When Trace Water Dominates: Hydration-Mediated Dielectric and Transport Behaviour in BiFeO$_3$
Subir Majumder, Gilad Orr, Paul Ben-Ishai
Abstract
Traces of water can profoundly alter the dielectric response of functional oxides, yet such effects have remained largely unrecognized in systems where colossal dielectric behaviour has been widely reported. Here, we investigate the impact of sub-percent hydration ($<$1 wt\%) on the dielectric relaxation, charge transport, and interfacial polarization properties of porous BiFeO$_3$ ceramics. Broadband dielectric spectroscopy reveals, in the hydrated state, a dominant relaxation process characterized by an anomalously large dielectric strength ($Δ\varepsilon \approx$ 10$^4$-10$^5$) and a pronounced saddle-point deviation from Arrhenius dynamics, indicative of non-Arrhenius relaxation behaviour in a porous oxide system.

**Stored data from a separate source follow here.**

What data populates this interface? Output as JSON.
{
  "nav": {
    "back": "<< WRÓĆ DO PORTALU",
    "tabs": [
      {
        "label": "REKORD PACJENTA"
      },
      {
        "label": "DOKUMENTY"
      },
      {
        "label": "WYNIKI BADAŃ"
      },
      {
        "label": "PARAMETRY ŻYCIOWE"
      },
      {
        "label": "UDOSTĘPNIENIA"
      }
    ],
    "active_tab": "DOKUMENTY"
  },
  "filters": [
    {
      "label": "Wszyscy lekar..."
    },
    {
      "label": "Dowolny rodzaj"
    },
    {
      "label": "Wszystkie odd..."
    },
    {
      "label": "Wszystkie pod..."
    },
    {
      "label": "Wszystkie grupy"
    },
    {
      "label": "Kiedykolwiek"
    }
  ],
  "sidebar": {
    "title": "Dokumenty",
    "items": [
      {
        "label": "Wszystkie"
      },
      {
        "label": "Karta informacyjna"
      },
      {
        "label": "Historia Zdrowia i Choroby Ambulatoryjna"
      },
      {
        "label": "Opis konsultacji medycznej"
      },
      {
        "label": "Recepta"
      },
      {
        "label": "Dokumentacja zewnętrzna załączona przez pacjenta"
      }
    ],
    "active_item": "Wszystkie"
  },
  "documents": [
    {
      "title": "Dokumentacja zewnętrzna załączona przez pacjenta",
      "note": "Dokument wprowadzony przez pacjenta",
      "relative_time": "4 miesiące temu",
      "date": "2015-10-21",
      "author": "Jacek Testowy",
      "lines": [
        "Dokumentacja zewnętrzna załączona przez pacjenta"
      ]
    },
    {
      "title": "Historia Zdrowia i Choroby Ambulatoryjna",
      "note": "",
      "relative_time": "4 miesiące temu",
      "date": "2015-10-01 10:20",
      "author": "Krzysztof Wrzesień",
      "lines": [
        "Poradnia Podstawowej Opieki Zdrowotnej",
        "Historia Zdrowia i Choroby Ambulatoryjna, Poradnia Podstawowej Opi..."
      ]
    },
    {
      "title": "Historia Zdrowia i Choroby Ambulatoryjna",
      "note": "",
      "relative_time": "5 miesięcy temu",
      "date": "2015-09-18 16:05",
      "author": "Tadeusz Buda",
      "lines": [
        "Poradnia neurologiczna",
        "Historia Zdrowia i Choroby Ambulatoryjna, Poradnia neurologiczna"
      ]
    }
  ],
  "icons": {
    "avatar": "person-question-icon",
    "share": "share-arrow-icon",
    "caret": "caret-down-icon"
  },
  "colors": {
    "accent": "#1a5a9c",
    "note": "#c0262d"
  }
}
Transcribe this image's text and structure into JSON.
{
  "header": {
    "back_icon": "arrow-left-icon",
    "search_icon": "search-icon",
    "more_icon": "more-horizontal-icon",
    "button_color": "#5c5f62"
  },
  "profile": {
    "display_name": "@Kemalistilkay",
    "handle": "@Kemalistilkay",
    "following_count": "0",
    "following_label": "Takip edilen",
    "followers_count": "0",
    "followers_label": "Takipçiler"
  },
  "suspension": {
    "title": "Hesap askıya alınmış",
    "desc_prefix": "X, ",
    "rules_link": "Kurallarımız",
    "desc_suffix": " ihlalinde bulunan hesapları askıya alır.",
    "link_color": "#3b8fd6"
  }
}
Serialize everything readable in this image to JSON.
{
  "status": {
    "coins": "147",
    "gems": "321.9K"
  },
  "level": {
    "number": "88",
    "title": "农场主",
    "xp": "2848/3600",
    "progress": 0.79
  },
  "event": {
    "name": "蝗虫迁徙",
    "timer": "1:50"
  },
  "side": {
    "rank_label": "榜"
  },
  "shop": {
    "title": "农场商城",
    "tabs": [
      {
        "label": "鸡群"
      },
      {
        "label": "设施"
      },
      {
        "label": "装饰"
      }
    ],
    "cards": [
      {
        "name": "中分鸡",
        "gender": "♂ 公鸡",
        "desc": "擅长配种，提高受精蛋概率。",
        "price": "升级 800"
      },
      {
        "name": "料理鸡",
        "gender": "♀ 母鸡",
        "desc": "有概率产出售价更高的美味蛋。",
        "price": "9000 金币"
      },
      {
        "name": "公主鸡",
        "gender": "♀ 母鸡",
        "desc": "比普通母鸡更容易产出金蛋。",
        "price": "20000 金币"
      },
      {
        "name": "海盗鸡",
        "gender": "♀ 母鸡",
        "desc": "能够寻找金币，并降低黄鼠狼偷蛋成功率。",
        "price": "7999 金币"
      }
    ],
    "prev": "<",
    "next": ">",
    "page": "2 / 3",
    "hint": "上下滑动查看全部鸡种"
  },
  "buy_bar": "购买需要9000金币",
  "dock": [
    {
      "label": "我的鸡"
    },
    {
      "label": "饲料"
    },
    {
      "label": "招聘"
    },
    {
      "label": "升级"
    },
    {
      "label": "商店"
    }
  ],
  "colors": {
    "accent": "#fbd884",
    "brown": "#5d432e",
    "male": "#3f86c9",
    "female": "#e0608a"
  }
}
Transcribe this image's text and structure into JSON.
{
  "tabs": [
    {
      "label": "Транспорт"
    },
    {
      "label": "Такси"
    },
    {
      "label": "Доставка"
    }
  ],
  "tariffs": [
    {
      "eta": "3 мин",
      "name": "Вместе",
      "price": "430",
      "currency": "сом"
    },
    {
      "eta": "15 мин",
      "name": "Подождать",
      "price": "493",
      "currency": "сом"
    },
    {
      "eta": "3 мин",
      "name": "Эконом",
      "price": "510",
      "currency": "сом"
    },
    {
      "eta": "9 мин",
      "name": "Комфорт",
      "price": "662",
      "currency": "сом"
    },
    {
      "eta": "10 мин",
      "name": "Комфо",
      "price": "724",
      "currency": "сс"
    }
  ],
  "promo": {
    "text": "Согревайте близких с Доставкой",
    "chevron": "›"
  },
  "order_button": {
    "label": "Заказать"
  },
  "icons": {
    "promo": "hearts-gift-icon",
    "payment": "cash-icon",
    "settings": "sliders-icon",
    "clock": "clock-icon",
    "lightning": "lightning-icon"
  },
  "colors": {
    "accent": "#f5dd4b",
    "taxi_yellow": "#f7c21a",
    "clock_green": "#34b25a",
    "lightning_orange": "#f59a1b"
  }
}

These features appear only in the hydrated state and vanish upon dehydration, while the intrinsic activation barriers governing the thermally activated relaxation timescale remain comparable. Comparison with hydration-controlled dielectric responses in layered clay minerals shows that similar qualitative deviations can emerge in BiFeO$_3$ with nearly fifteen-fold lower water content, underscoring the effectiveness of confined water at grain boundaries, pore surfaces, and internal interfaces. Together, these results demonstrate that trace, confined water can make a major extrinsic contribution to dielectric and transport anomalies in porous oxide ceramics. The use of dehydration-controlled dielectric cycling provides a practical diagnostic framework for reassessing colossal dielectric responses, Maxwell-Wagner-type effects, and hydration-induced phenomena in functional oxide materials.